Este tiempo litúrgico es muy adecuado para reflexionar y corregir las infidelidades con respecto a Dios y a su mensaje de salvación. Allí donde vive y obra el verdadero espíritu de Cuaresma, afluye al alma, a raudales, la vida divina de la gracia, de las virtudes y de las buenas obras.
El cristiano se convierte en coedificador del Reino de Dios, en piedra viva, que ayuda a levantar todo el edificio: primero en su propia persona y después junto con sus semejantes. Su práctica cuaresmal aprovecha a todos, derramando sobre ellos luz, gracia, arrepentimiento. Con su ejemplo, su oración y sus méritos colabora en la salvación y santificación de sus hermanos. ¡Qué responsabilidad, pues, la nuestra si no aprovechamos este tiempo de gracia, que es la Cuaresma! ¡Qué perjuicio para nosotros mismos y para los demás! No podemos ser indiferentes a la salvación de los hombres, que son hermanos nuestros.
–El gran pecado de Israel fue cerrar sus oídos a la palabra del Señor. También este peligro nos acecha a nosotros. Por eso el Salmo 90 nos advierte: «Ojalá escuchéis hoy su voz; no endurezcáis vuestro corazón. Venid, aclamemos al Señor, demos vítores a la Roca que nos salva; entremos a su presencia dándole gracias, vitoreándolo al son de instrumentos. Entrad, postrémonos por tierra, bendiciendo al Señor, Creador nuestro. Porque Él es nuestro Dios y nosotros su pueblo, el rebaño que Él guía. No endurezcáis el corazón como en Meribá, como el día de Masá en el desierto, cuando vuestros padres me pusieron a prueba y me tentaron, aunque habían visto mis obras».

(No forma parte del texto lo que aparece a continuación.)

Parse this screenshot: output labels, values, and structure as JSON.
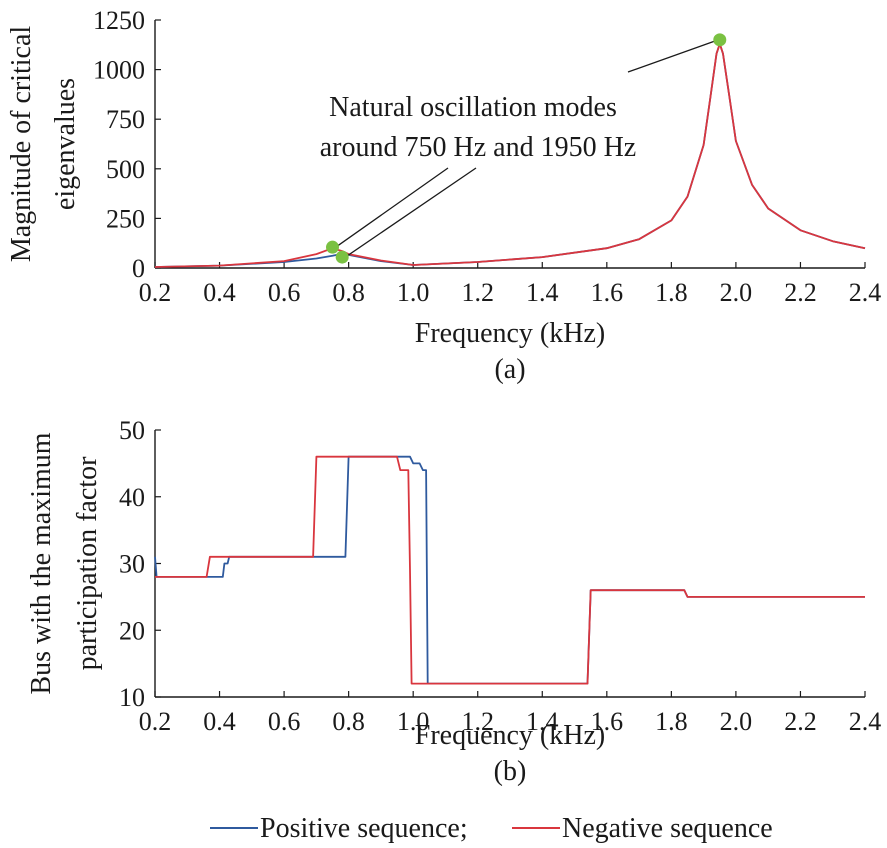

–Lucas 11,14-23: El que no está conmigo está contra Mí. Lo mismo que en tiempos de Jeremías, la incredulidad y la infidelidad fue el signo de los contemporáneos de Jesús. Su ejemplo, su palabra, sus milagros son manifestaciones palpables del origen divino de su ser. Pero el corazón de aquellos hombres estuvo endurecido y lo consideraron aliado del demonio. ¡Qué perversidad y qué gran misterio! ¿Y nosotros? San Gregorio Magno dice:
«Volvimos la espalda ante el rostro de Aquel cuyas palabras despreciamos, cuyos preceptos conculcamos; pero aun estando a nuestra espalda nos vuelve a llamar Él, que se ve despreciado y clama por medio de sus preceptos y nos espera con paciencia» (Hom. sobre los Evangelios 16).
¡Unidos siempre a Cristo! En Él encontramos nuestra salvación. Digamos con San Gregorio Nacianceno:
«Quédate con nosotros, porque nos rodean en el alma las tinieblas y solo Tú, oh Cristo, eres la Luz. Tú puedes calmar nuestra ansia que nos consume» (Carta 212).
Oremos intensamente. Hagamos penitencia en este tiempo de preparación para la Pascua, a fin de que nos renovemos en Cristo Jesús. Comenta San Ambrosio:
«Todo reino dividido será desolado. El porqué de esta afirmación es el mostrar que su reino es indivisible y perpetuo, puesto que se le acusaba de echar los demonios en nombre de Beelzebú, príncipe de los demonios... Aquellos, pues, que no ponen en Cristo su esperanza, sino que creen que los demonios son arrojados en nombre del príncipe de los demonios, niegan ser súbditos de un reino eterno» (Comentario a San Lucas VII, 91).
José Aldazabal
Enséñame tus Caminos 2
1. Escuchamos hoy una queja amarga de Dios, por medio del profeta. Una queja contra su pueblo Israel porque no cumple la alianza que había pactado: «no escucharon, caminaban según sus ideas, me daban la espalda».
Es inútil que se sucedan los profetas enviados por Dios: «ya puedes repetirles este discurso, que no te escucharán... Ia sinceridad se ha perdido».
Se trata de una acusación que clama al cielo: «aquí está la gente que no escuchó la voz del Señor su Dios».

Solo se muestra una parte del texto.